Raphaël Draï
Chronique de radio J, le 17 janvier 2011
« Lorsque l’histoire accélère, elle vous fait le coup du lapin », disait le politologue Bertrand de Jouvenel. Il y a quelques jours à peine, qui aurait pu prévoir et prédire que le Président tunisien allait être renversé et qu’il quitterait à la sauvette, lâchement, le sol de son pays ! D’où la prudence de presque tous les leaders politiques français, de droite comme de gauche, hormis les pétroleurs habituels, et cela jusqu’au milieu de la semaine dernière. Ensuite, faute d’avoir anticipé l’Histoire, l’on a fait mine de l’accompagner et c’est ainsi que l’ex-maître de la Tunisie, au lieu d’atterrir à Paris, s’est retrouvé à Djeddah.
L’Histoire ne se contente pas d’être imprédictible. Elle sait aussi jouer de la dérision puisque l’ex–dictateur – car c’est comme cela qu’on le traite depuis que l’on n’a plus rien à en attendre ou à en craindre - puisque l’ex – dictateur, donc, anti- islamiste impitoyable, a trouvé refuge dans l’un des pays les plus islamistes de la planète, l’Arabie saoudite.
Désormais, pour la Tunisie la pire des politiques serait la politique du pire. Il faut souhaiter que ce pays du Maghreb se dote dans les meilleurs délais du régime le plus apte à répondre aux exigences de sa jeunesse et de ses cadres. Prétendre y instaurer magiquement la démocratie serait trop vite dit. Les suppôts de l’ancien régime n’ont pas jeté leurs dernières armes et les islamistes n’ont pas commencé vraiment à agir.
Ensuite, il faudra attendre pour savoir si la Tunisie va faire des émules en Algérie, au Maroc et ailleurs, et si cet exemple sera celui du respect des libertés, ou celui du retour à l’état de nature, comme disent les philosophes de la politique. Il faudra attendre également pour savoir si la nouvelle démocratie tunisienne, en si violente gésine, saura, vis-à-vis de la démocratie israélienne, se démarquer des Etats qui font de l’anti-sionisme et de l’antisémitisme le ciment de leur fallacieuse unité.

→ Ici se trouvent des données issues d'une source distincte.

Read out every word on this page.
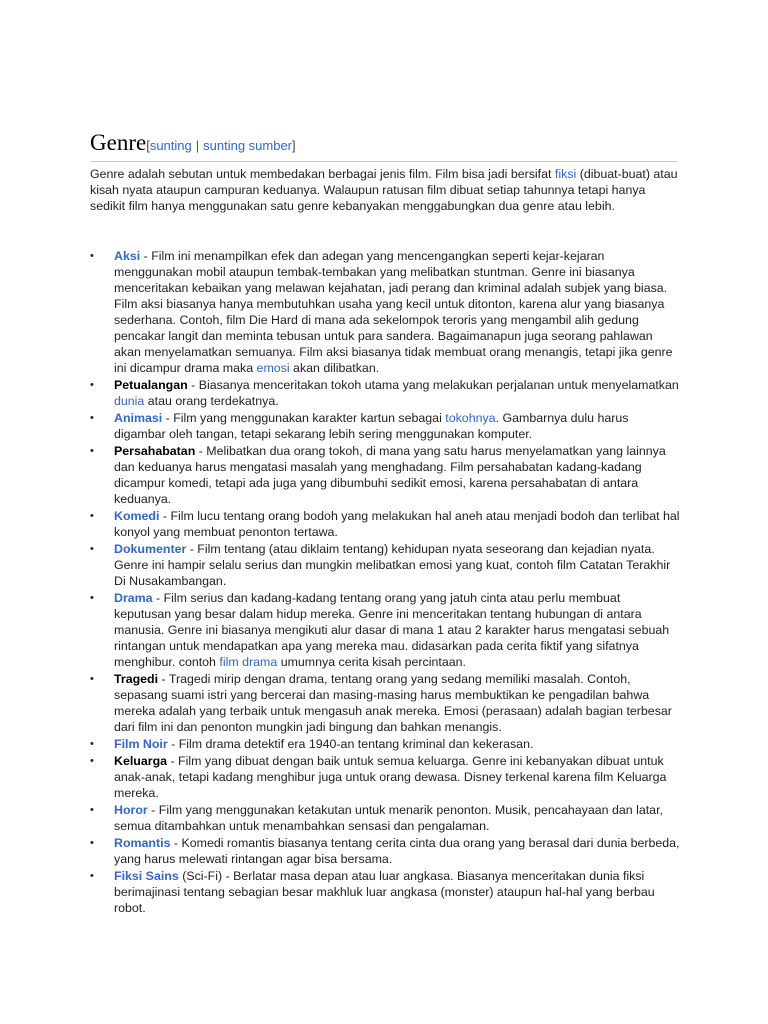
Genre [sunting | sunting sumber]

Genre adalah sebutan untuk membedakan berbagai jenis film. Film bisa jadi bersifat fiksi (dibuat-buat) atau kisah nyata ataupun campuran keduanya. Walaupun ratusan film dibuat setiap tahunnya tetapi hanya sedikit film hanya menggunakan satu genre kebanyakan menggabungkan dua genre atau lebih.

• Aksi - Film ini menampilkan efek dan adegan yang mencengangkan seperti kejar-kejaran menggunakan mobil ataupun tembak-tembakan yang melibatkan stuntman. Genre ini biasanya menceritakan kebaikan yang melawan kejahatan, jadi perang dan kriminal adalah subjek yang biasa. Film aksi biasanya hanya membutuhkan usaha yang kecil untuk ditonton, karena alur yang biasanya sederhana. Contoh, film Die Hard di mana ada sekelompok teroris yang mengambil alih gedung pencakar langit dan meminta tebusan untuk para sandera. Bagaimanapun juga seorang pahlawan akan menyelamatkan semuanya. Film aksi biasanya tidak membuat orang menangis, tetapi jika genre ini dicampur drama maka emosi akan dilibatkan.
• Petualangan - Biasanya menceritakan tokoh utama yang melakukan perjalanan untuk menyelamatkan dunia atau orang terdekatnya.
• Animasi - Film yang menggunakan karakter kartun sebagai tokohnya. Gambarnya dulu harus digambar oleh tangan, tetapi sekarang lebih sering menggunakan komputer.
• Persahabatan - Melibatkan dua orang tokoh, di mana yang satu harus menyelamatkan yang lainnya dan keduanya harus mengatasi masalah yang menghadang. Film persahabatan kadang-kadang dicampur komedi, tetapi ada juga yang dibumbuhi sedikit emosi, karena persahabatan di antara keduanya.
• Komedi - Film lucu tentang orang bodoh yang melakukan hal aneh atau menjadi bodoh dan terlibat hal konyol yang membuat penonton tertawa.
• Dokumenter - Film tentang (atau diklaim tentang) kehidupan nyata seseorang dan kejadian nyata. Genre ini hampir selalu serius dan mungkin melibatkan emosi yang kuat, contoh film Catatan Terakhir Di Nusakambangan.
• Drama - Film serius dan kadang-kadang tentang orang yang jatuh cinta atau perlu membuat keputusan yang besar dalam hidup mereka. Genre ini menceritakan tentang hubungan di antara manusia. Genre ini biasanya mengikuti alur dasar di mana 1 atau 2 karakter harus mengatasi sebuah rintangan untuk mendapatkan apa yang mereka mau. didasarkan pada cerita fiktif yang sifatnya menghibur. contoh film drama umumnya cerita kisah percintaan.
• Tragedi - Tragedi mirip dengan drama, tentang orang yang sedang memiliki masalah. Contoh, sepasang suami istri yang bercerai dan masing-masing harus membuktikan ke pengadilan bahwa mereka adalah yang terbaik untuk mengasuh anak mereka. Emosi (perasaan) adalah bagian terbesar dari film ini dan penonton mungkin jadi bingung dan bahkan menangis.
• Film Noir - Film drama detektif era 1940-an tentang kriminal dan kekerasan.
• Keluarga - Film yang dibuat dengan baik untuk semua keluarga. Genre ini kebanyakan dibuat untuk anak-anak, tetapi kadang menghibur juga untuk orang dewasa. Disney terkenal karena film Keluarga mereka.
• Horor - Film yang menggunakan ketakutan untuk menarik penonton. Musik, pencahayaan dan latar, semua ditambahkan untuk menambahkan sensasi dan pengalaman.
• Romantis - Komedi romantis biasanya tentang cerita cinta dua orang yang berasal dari dunia berbeda, yang harus melewati rintangan agar bisa bersama.
• Fiksi Sains (Sci-Fi) - Berlatar masa depan atau luar angkasa. Biasanya menceritakan dunia fiksi berimajinasi tentang sebagian besar makhluk luar angkasa (monster) ataupun hal-hal yang berbau robot.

Car, en dépit des apparences, le régime de Ben Ali concédait beaucoup et parfois de manière ostensible, au soutien grégaire de la cause palestinienne et l’on comprend mieux à présent dans quel but. La progression de la Tunisie vers une démocratie effective serait, enfin, bénéfique pour la société française tout entière où vivent 600 000 tunisiens et tunisiennes et où il importe que l’alternative à l’islamisme ne soit pas une autre forme d’extrémisme et d’absolutisme, mais bel et bien le goût irrépressible de la liberté dans tous les domaines où c’est elle qui donne son goût à la vie et permet d’en faire consciemment le choix.